To put it simply:  For me--a several other people I know--this is a big deal.  Huge.  Gargantuan. 

And I refuse to share any part of that experience with someone who is using their "crisis" situation to gain attention.

Some will probably see that as a little selfish.  It's your perogative to believe that's who I am.  But I can tell you honestly that all I really want is the blessing of his birth and his life.  Other honorifics, while extremely awesome and very gratifying, are unnecessary in light of him.

I certainly don't mean these "teenage pregnancy" babies are worthless or less of a blessing because of the situation in which they are born.  I just don't know how to navigate my "this is really special, waited for and miraculous" with their (very often) "we just didn't have a condom; I wanted someone to love me; I need this baby to get some attention from other people."

So tomorrow, another day closer to my due date, I am going to attempt to find a way to encourage the student who just delivered a healthy baby while keeping the conversation from connecting my impending delivery to her recent experience.

Similar or not, we just aren't the same.

Sunday, March 3, 2013

Ryan's Community

I would tell you that I'm probably going to MIA this next week, but since my presence has been minimal on my little part of the interwebs, I doubt anyone is shocked.  It only takes so many old women "tsking" and looking at your belly when you say you have four more weeks to induce a bit of a panic about the fact that this baby may very well come before his scheduled due date and CLEARLY he does not understand his mother at all if he cannot stick to the discussed and acceptable date of March 22nd which is still a full week before his ACTUAL due date.

This next week is going to be full of grading so I can *finally* catch up with the advanced class I've been neglecting and grade the recent projects from my sophomores.  My mind has been so occupied with the things I have to do that little space in my brain has been available to construct any sort of understandable sentence--even when my heart has been itching for the opportunity to write.

In the few spare moments I do find, I write Ryan letters longhand.  I talk to him about this pregnancy.  About the type of man hope he will be.  About the fact that his daddy was convinced he was a girl...  Things I'd like him to know that I may not remember when they've passed.

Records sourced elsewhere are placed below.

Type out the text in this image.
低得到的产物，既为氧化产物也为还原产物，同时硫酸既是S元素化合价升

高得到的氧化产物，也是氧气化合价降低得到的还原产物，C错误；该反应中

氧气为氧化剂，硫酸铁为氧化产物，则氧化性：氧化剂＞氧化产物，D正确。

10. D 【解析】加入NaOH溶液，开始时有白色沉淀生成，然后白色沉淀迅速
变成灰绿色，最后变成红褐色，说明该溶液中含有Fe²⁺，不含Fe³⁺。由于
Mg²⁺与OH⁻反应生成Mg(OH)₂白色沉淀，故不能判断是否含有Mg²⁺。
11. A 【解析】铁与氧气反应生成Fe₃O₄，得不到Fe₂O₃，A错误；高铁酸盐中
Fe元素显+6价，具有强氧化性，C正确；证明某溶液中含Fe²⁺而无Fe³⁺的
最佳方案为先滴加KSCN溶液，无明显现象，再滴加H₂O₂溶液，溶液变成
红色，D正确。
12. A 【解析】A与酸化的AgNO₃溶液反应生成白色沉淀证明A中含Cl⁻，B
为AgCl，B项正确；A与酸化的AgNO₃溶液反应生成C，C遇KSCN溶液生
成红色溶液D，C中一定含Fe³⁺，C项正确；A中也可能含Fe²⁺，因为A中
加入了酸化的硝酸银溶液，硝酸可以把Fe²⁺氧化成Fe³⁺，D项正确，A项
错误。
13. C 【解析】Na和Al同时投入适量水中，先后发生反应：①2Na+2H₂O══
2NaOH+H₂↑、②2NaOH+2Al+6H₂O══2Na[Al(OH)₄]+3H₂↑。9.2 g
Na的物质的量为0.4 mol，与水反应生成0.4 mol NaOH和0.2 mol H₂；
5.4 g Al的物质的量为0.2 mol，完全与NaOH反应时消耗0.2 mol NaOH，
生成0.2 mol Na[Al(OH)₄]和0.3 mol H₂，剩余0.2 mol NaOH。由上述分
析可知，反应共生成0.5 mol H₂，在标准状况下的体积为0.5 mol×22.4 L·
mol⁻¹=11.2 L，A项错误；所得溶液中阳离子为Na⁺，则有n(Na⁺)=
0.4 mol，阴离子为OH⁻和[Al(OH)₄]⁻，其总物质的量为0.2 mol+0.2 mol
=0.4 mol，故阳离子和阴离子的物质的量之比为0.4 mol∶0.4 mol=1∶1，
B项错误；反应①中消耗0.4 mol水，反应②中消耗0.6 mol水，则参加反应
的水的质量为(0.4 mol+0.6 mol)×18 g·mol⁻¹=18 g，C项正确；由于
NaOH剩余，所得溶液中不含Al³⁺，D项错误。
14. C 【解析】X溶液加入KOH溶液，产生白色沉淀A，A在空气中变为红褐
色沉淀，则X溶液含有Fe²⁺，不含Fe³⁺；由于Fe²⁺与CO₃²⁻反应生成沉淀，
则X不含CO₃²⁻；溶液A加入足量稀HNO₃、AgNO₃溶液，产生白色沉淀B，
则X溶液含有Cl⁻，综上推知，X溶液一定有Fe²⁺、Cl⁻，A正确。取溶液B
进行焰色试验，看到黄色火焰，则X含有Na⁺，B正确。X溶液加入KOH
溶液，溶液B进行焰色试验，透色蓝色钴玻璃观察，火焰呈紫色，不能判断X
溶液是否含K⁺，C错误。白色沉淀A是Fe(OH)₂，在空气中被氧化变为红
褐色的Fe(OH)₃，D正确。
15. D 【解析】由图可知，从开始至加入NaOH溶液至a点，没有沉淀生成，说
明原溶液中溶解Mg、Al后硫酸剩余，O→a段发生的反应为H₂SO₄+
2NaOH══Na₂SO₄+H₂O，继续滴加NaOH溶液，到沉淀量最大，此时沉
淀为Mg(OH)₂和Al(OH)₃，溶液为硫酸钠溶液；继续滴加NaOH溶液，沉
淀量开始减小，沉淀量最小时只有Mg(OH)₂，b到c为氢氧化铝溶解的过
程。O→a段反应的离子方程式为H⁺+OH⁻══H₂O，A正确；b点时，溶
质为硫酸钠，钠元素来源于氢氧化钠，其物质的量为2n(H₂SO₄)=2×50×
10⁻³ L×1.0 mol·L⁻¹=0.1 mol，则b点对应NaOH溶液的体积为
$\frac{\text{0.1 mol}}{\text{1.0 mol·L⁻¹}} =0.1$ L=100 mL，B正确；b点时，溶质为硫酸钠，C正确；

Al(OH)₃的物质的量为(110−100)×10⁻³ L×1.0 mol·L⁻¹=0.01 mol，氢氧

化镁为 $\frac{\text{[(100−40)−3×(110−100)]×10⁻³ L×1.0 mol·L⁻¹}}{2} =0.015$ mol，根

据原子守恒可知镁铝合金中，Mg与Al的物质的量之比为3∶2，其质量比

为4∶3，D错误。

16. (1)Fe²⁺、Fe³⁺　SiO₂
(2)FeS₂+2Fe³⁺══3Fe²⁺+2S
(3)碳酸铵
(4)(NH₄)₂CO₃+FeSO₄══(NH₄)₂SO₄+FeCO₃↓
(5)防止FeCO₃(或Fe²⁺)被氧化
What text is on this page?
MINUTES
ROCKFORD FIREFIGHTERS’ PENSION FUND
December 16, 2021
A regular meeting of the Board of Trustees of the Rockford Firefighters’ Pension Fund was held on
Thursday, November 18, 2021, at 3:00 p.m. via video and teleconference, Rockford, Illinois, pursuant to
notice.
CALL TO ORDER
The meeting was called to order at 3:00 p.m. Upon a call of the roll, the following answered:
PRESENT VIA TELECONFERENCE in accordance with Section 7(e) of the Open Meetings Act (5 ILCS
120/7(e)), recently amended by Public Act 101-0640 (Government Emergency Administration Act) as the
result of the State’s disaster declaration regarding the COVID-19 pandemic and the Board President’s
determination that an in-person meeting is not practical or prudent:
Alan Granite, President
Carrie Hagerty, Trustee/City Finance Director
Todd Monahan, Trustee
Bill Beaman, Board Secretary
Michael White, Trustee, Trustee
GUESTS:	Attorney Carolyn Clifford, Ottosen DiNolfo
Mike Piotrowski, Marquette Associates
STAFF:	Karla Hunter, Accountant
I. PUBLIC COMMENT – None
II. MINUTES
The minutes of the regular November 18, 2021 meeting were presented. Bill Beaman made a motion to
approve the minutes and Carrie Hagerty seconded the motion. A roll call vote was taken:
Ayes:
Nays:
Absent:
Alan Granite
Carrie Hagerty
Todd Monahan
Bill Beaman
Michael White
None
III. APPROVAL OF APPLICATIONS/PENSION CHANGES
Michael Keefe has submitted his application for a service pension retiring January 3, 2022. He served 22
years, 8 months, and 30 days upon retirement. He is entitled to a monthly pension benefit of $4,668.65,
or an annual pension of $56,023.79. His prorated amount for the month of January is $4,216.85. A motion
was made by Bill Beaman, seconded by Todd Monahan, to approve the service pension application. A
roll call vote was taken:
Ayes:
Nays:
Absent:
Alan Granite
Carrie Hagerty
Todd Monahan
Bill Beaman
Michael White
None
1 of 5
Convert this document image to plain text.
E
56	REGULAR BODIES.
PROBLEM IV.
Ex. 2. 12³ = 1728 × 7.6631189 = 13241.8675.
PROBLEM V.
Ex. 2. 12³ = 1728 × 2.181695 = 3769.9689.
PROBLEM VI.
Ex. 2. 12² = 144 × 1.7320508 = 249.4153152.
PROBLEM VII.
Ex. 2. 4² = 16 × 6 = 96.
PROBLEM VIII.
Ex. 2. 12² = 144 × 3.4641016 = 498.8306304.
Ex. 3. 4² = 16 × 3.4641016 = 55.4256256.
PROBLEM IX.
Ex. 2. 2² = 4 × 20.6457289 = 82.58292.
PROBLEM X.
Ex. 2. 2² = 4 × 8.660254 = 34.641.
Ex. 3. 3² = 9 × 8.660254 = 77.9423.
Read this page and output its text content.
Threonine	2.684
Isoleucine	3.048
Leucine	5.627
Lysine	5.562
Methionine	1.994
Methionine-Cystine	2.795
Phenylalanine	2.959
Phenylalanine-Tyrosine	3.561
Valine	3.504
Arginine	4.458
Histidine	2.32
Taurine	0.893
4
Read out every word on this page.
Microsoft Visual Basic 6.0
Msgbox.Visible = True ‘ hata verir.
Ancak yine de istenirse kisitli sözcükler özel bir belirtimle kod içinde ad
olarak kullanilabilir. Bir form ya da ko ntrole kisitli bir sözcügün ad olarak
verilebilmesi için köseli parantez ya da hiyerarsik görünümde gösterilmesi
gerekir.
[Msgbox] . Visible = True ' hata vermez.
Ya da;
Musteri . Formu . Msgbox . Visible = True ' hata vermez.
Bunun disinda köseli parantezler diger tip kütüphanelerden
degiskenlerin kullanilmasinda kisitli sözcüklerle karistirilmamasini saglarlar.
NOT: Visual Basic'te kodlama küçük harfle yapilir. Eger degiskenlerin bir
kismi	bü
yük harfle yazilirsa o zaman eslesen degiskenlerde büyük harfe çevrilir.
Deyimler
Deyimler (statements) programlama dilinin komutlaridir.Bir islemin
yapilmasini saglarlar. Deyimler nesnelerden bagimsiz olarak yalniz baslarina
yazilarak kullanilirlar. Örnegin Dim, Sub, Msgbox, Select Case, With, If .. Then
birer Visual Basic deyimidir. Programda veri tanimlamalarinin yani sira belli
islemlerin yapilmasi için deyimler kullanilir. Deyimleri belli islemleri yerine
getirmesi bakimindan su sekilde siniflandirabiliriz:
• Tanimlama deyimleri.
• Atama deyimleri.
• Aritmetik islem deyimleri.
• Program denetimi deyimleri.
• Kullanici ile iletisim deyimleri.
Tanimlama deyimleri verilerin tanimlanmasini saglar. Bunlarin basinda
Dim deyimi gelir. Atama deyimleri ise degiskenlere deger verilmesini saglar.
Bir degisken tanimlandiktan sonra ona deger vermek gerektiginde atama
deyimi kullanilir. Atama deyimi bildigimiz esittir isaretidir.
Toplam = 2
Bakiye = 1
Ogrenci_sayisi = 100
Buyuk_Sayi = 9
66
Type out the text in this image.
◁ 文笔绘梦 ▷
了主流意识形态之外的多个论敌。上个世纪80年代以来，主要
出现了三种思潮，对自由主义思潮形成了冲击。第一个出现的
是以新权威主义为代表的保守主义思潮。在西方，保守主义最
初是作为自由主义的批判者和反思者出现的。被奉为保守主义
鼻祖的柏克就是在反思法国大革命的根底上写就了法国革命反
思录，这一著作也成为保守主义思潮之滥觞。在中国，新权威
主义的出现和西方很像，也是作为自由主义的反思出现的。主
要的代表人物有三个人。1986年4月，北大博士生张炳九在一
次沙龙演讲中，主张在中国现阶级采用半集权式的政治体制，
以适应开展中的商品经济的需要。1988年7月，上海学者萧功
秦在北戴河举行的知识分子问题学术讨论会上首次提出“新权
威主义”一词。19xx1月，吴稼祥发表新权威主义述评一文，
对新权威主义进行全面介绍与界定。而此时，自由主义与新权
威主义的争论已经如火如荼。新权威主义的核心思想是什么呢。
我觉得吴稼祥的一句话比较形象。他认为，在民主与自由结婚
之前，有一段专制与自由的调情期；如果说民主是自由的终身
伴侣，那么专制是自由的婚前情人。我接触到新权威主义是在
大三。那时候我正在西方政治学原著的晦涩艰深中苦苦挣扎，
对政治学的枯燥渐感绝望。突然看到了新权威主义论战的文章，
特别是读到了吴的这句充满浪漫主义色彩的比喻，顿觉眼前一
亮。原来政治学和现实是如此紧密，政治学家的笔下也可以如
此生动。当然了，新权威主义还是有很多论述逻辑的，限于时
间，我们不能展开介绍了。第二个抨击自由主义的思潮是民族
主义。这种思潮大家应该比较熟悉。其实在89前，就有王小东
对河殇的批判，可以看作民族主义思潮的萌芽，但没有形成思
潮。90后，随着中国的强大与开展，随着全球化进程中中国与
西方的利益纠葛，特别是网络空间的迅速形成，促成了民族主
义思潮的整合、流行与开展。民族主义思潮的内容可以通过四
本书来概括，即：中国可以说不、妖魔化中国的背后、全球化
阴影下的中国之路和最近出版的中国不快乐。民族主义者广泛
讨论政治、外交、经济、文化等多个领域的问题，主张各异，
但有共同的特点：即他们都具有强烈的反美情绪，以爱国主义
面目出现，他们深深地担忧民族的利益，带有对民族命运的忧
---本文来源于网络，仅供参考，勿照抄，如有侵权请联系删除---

In the back of my mind, I file subjects I'd like to discuss with him.  Sometimes I mentally write whole letters about how long it took me to become comfortable with who I am, and the fact that living honestly and openly with the people you've been given is the most functional type of Christianity.

But the closer I get to holding him for the first time, the more I realize that these aren't things that will need to be written in letters.  They've been written on the faces and in the hearts of the people who have committed themselves to us--come hell or high water.

Their encouragement and hopes for us have been functionally shown in tiny onesies and more than three thousand baby wipes.  And before those gifts were a possibility, in the silent steps they took beside us while we continued to walk.

There will never be a blog post or ink pen sufficient enough to explain to him the blessing of community.  And heaven knows that's one subject I will write over and over again with no sense of satisfaction as to its conclusion.  I'll never quite get it right.

But I'm grateful to be in their sphere.

Even when they tell me he's coming early.

(Or call him Doug.  But that's another story for another day.)